How does that work? We don’t have to force or bribe our kids to eat healthy foods, says registered dietitian nutritionist Claire St. John. We can rely instead on the Division of Responsibility, developed by internationally recognized child nutrition expert Ellyn Satter. Parents decide which foods are placed on the table and children get to choose what and how much they will eat. (I saw this in action when my two-year old grandson was not impressed with the meal his mommie made one evening. She calmly made it clear, "This is what we are having for dinner." He took one bite, drank his milk and miraculously survived.)

"Research shows this feeding strategy results in children being more likely to branch out and expand their food choices," says St.
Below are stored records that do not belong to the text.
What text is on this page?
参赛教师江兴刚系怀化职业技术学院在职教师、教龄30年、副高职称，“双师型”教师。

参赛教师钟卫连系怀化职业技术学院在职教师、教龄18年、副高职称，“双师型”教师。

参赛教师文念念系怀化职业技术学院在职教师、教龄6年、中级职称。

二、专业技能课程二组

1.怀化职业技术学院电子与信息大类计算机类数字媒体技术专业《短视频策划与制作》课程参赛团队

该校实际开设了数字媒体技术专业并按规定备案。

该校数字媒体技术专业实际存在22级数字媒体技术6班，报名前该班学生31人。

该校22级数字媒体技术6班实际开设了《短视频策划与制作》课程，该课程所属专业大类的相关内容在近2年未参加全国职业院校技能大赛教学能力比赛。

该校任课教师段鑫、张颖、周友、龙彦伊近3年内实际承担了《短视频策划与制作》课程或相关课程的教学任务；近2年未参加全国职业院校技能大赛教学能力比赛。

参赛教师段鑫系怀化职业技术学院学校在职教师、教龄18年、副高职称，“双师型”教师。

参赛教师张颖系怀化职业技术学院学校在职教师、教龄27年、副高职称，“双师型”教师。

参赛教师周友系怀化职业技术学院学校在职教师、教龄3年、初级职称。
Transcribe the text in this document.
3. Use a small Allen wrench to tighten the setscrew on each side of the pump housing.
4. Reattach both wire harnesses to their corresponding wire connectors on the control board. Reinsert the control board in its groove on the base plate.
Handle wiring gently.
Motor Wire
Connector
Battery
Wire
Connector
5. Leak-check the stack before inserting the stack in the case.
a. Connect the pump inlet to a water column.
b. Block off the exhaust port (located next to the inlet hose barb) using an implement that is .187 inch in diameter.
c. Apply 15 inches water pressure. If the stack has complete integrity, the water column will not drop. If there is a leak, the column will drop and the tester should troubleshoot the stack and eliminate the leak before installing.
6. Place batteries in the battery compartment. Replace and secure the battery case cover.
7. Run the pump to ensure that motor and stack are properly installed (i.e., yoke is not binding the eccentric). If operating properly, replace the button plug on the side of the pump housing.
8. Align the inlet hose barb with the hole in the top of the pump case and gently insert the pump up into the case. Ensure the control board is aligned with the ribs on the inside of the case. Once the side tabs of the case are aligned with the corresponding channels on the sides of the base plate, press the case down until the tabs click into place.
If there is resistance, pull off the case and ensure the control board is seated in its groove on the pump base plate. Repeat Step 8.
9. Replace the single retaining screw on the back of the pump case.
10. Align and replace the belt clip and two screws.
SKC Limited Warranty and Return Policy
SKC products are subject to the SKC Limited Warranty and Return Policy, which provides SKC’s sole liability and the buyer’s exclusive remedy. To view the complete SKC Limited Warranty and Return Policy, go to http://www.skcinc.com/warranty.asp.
John, "even if they do it slowly. Forcing kids to eat certain foods makes it less likely that they’ll choose those foods as adults. And overly restricting foods (like sweets) in childhood will make those foods seem more desirable."

What does a healthy plate for a child look like? Harvard University TH Chan School of Public Health developed the "Kids Healthy Eating Plate" that can be downloaded at www.hsph.harvard.edu/nutritionsource/kids-healthy-eating-plate. And check out Choose My Plate for Kids at www.choosemyplate.gov/kids, compliments of your tax dollars. 

Another good site for meal ideas is ww.healthyeating.org sponsored by the Dairy Council of California. In their "Healthy Eating Made Easier" section, you can plug in what you’re looking for to find healthful recipes for any criteria. For example, I selected "Protein" "Vegetable" "Dinner Entree" "Kids Love It" and "Quick to Prepare" and up popped 8 recipes!

Ready to try it? Set a family goal to eat at least 3 meals together this week and put it on your calendars. Or make it even one meal. It’s that important.